That didn't take long! A recently promoted team from the 2. Bundesliga provided a sensational upset of a Bundesliga side on the DFB-Pokal's opening evening.
|Bruno Labbadia.||Photo: GEPA Pictures/Sven Sonntag|
Second-tier side Eintracht Braunschweig ensured that the first major upset of 2020/21 German domestic-league cup took place on its very first day. Riding a spectacular hat trick from midfielder Martin Kobylanski, the recently promoted Lions of Lower Saxony ousted Bruno Labbidia’s Hertha BSC in a nine-goal thriller at their home stadium.
The 26-year-old Kobylanski was unquestionably the man of the evening. The Polish international, who has played most of his career in the third division, made certain that his first ever DFB-Pokal appearance turned out to be a night he “wouldn’t soon forget”.
At first hesitant to comment on his performance, an elated Kobylanski did let slip that a duel against Hertha was something of a special affair for him, “because I played for the Eisernen”. The evening’s star played nineteen fixtures for Hertha’s cross-town rivals 1. FC Union Berlin whilst on loan in the 2014/15 season. “I’m pleased to have shot the goals against Hertha,” he added.
Another former FC Union player, Nigerian Suleiman Abdullahi, scored what would prove to be the winning goal in the wild 5-4 affair.
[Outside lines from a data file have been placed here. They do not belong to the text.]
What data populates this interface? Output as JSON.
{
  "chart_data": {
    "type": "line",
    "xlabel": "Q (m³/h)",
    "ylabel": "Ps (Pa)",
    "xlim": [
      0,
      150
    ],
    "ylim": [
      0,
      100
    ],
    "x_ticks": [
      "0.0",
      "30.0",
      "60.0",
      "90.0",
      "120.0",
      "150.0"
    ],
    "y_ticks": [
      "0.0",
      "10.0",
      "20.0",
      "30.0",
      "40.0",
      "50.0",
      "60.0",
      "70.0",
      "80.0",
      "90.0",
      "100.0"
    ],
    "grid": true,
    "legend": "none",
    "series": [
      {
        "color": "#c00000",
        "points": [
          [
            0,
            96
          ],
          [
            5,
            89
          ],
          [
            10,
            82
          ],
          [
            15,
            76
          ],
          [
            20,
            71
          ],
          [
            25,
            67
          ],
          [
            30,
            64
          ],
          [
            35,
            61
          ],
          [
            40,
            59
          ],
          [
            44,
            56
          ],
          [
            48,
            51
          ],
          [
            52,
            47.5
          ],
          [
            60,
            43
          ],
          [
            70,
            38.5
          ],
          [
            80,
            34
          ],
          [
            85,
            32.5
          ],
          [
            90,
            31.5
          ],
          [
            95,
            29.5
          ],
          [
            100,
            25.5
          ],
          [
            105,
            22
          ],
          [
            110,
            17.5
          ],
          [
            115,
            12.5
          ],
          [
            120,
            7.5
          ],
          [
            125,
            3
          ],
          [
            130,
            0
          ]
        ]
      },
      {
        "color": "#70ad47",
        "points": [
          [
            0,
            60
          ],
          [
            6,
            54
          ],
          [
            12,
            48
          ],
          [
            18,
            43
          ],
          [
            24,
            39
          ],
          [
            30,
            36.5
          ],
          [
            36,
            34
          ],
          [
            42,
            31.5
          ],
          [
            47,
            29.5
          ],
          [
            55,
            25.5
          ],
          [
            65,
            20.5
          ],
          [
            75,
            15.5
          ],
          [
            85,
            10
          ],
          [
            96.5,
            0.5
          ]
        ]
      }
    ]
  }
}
Braunschweig’s other tally came courtesy of an Maximillian Mittelstädt own-goal after a 17th minute corner. Matheus Cunha and Peter Pekarik found the back of the net for “die alte Dame” whilst Dodi Lukebakio also grabbed a brace. Unfortunately, four goals would prove insufficient.
The match constituted something of a nightmare debut for new Hertha keeper Alexander Schwolow. The €8 million transfer from Freiburg labelled the evening “a catastrophe”. Everything that could possibly gone wrong went wrong for the new addition. Schwolow even stretched to save a Kobylanski penalty, only to have has parry bounce back to the encroaching striker, who scored on his second effort.
By all accounts, Hertha remained the dominant team throughout the match. Labbadia’s men maintained 65 percent possession, fired in an impressive 25 shots on goal, and ensured that Braunschweig were pinned back in their own half for long stretches. Despite this, the own-goal, the flagrant foul leading to the penalty, and some genuine slapstick defensive errors saw the favorites eliminated.
“I have seldom experienced such a game,” Labbadia remarked at the post-match press conference, “It’s hard to explain. We made so many individual mistakes that we couldn’t compensate.”